Before you start, soil test. Soil testing is critical and can be obtained (for free) at your local Extension office. An annual test is recommended until a baseline of your soil’s requirements is obtained. If you have owned your property for a bit and have regularly soil tested, then testing every two to three years is perfect. For those of you that have not tested your soil at all, or not in several years, this is a good time to test.
Soil testing is an inexpensive, easy way to save money and ensure that only the needed nutrients are being applied. Questions that soil testing answers:
- What is your soil’s pH?
- How much and what kind of lime is recommended?
- What are the needed nutrients to add to your soil?
- How much, if any, fertilizer is needed?

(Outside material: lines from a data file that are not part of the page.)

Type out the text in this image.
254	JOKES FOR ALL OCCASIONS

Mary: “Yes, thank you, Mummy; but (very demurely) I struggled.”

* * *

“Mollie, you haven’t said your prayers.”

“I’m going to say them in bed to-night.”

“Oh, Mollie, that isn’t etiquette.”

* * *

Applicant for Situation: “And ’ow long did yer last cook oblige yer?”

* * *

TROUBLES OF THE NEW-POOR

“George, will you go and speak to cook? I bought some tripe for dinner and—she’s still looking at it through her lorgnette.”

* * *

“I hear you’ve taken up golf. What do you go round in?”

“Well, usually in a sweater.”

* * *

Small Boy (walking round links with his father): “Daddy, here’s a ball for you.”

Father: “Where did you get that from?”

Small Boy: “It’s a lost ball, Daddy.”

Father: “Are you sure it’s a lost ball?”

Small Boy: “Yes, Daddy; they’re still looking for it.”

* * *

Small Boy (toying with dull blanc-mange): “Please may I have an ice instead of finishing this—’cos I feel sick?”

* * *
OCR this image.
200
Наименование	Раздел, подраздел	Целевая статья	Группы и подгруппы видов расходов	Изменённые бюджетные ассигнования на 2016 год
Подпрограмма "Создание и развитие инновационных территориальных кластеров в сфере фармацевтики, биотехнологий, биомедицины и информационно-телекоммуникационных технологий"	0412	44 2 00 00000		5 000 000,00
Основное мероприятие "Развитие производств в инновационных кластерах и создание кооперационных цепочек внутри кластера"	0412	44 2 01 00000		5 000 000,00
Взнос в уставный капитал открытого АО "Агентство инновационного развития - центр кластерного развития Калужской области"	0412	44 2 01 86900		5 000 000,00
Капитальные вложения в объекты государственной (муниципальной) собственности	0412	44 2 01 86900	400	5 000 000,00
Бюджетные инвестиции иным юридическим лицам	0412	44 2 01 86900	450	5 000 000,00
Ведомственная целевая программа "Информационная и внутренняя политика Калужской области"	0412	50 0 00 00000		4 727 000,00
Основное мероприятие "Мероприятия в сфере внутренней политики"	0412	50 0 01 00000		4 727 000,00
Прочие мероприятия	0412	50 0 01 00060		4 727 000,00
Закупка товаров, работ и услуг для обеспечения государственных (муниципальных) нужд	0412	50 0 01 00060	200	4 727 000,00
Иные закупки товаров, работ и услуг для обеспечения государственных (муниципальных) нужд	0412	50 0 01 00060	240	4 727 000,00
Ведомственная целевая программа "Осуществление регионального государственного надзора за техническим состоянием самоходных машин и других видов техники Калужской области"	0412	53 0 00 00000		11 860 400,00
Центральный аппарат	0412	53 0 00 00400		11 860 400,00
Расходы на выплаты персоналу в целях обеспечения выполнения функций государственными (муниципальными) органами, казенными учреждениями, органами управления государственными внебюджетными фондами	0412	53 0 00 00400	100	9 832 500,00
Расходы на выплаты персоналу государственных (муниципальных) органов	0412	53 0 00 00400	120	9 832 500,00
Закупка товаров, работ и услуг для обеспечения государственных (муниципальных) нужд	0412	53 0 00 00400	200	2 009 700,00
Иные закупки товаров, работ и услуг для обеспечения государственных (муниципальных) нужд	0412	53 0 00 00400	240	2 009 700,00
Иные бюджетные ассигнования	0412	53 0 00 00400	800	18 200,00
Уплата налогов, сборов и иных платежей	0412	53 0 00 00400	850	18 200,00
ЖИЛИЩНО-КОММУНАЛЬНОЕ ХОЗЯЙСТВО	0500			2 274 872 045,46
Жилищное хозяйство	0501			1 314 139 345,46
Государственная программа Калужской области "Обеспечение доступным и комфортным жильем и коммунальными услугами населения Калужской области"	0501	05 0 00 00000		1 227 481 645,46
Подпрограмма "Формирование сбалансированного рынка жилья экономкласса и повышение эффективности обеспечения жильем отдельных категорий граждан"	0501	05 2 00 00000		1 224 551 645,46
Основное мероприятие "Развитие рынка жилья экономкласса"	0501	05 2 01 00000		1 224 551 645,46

Fertilizers contain Nitrogen, Phosphorous (phosphoric acid) and Potash. Nitrogen recommendations are given based on the crop (or type of pasture grass) you are trying to grow. A test result gives you accurate amounts of these, and other, needed nutrients and lime recommendations, if the pH of the soil is too low, as repeated fertilization with nitrogen fertilizer tends to decrease the pH of soils.
Once test result numbers have been attained there are several different types of fertilizer that can be used. Most inorganic fertilizers are termed quick-release, or water soluble. Slow-release fertilizers are preferable and highly recommended because of the time-release of the nutrients, as opposed to this instantaneous release. Although the initial cost is higher, slow-release offers “more bang for the buck”. Water-soluble, inorganic fertilizers that have been modified to allow for this controlled release of nutrients with time and the ability to release nutrients slowly, over time, is well documented. This is ideal because it won’t release excessive amounts of nutrients into the springs and aquifer.
Vermiculture(worm farming) offers another type of fertilizer and has become very popular over the past few years. Worm castings (worm poop!) are the result of “worm farming”. This is an organic, slow-release fertilizer that has been shown to have very good results as a substitute for inorganic fertilizer. Although this also has an initial cost greater than classic fertilizer, its slow release and environmentally friendly qualities also offer a great return on investment.
Regardless of the type of fertilizer that you decide you need, now is the best time to apply. Grass is already in the early stages of growth and by giving it only the needed amounts of nutrients (if any are required) and/or liming, money will be saved, the pastures will flourish and your horses will have the lush, green grass needed to help give them proper nutrition and adequate grazing.